TweetSets

Twitter datasets for research and archiving.

  • Create your own Twitter dataset from existing datasets.
  • Conforms with Twitter policies.



369,928,607 tweets available.

TweetSets is intended for academic purposes only. Users are encouraged to follow all relevant Twitter policies and consider ethics and privacy in research and publication with Twitter data.

Steps for creating a dataset:
  1. Select source dataset(s). Source datasets have been previously collected.
  2. Limit the dataset by querying on keywords, hashtags, and other parameters. Repeat until you've created the desired dataset.
  3. Create the dataset. This freezes the dataset parameters.
  4. Generate and download dataset derivatives such as the list of tweet ids, mention nodes/edges (e.g., for Gephi).

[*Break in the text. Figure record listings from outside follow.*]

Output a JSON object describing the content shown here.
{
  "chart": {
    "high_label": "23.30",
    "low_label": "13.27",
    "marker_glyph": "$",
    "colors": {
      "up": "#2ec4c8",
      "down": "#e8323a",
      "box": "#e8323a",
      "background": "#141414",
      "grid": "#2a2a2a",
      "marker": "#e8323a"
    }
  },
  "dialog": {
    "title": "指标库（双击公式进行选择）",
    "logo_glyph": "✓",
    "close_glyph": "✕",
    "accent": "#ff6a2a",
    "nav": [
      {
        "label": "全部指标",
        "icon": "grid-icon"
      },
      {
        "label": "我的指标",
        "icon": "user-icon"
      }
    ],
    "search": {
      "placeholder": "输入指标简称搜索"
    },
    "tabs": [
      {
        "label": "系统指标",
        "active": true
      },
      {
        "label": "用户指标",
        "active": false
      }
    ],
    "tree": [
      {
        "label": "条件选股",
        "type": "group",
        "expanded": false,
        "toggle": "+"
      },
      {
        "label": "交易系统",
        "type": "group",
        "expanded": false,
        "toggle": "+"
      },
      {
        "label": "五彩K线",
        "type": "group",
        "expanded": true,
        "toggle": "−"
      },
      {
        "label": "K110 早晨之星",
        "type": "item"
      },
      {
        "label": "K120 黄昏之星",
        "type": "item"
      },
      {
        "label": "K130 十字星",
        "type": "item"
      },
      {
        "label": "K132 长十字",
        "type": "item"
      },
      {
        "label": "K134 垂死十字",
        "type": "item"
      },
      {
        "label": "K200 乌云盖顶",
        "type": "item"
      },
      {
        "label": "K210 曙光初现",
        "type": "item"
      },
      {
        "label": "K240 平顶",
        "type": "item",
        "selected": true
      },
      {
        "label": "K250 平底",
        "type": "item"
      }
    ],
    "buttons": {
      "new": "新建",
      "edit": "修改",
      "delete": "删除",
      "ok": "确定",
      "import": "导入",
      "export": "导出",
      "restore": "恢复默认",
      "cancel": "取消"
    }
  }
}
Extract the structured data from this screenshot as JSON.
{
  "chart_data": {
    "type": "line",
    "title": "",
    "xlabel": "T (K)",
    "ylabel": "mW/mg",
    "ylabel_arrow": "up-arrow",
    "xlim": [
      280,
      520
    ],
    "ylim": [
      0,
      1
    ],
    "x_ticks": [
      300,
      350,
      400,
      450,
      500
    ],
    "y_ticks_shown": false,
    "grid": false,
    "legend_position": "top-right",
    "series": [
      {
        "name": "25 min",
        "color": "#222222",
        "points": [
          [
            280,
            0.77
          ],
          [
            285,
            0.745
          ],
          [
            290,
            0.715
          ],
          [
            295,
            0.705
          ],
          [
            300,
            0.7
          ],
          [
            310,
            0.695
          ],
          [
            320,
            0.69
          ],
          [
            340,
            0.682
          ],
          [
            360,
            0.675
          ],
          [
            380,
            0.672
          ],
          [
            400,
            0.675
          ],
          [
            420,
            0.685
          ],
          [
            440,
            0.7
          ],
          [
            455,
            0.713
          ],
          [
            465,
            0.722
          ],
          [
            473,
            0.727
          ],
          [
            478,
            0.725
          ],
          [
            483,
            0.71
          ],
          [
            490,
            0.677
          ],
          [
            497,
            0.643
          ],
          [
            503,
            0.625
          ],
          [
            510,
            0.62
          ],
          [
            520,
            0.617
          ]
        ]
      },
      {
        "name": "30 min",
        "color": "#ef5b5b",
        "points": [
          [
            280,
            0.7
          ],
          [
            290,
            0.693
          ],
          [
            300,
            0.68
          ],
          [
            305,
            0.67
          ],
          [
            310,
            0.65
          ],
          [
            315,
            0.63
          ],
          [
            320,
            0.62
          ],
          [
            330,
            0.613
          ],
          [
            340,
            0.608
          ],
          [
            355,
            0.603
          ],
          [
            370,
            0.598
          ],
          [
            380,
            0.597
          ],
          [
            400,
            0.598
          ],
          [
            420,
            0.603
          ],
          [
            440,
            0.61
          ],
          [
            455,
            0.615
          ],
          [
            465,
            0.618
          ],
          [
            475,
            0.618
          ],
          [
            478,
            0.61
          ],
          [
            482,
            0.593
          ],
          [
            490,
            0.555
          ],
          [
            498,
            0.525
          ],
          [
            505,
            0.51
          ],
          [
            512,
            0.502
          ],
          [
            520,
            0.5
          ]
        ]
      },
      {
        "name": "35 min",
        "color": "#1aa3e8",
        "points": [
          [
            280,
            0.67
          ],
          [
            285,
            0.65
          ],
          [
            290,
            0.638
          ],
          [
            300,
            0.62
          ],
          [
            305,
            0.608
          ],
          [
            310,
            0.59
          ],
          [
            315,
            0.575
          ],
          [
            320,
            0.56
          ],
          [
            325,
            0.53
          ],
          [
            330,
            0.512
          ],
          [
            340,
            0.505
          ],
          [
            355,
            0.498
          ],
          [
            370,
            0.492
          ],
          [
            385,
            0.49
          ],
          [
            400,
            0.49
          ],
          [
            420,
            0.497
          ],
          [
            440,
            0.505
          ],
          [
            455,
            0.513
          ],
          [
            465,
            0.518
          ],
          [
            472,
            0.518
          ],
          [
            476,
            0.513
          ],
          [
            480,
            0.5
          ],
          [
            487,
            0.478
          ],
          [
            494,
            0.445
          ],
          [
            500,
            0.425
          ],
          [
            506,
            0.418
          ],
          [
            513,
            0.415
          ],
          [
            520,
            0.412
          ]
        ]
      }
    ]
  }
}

See Help for step-by-step instructions.


Important information:

About sharing Twitter datasets for research and archiving:

Twitter policies do not allow publicly posting or sharing the text of tweets retrieved from the Twitter API. However, they do allow the sharing of tweet ids. Given a tweet id, the text of tweets can be retrieved from the Twitter API using a tool such a DocNow's Hydrator. Note that if a tweet has been deleted or protected, it cannot be retrieved from the Twitter API, so some tweets from the dataset may be lost.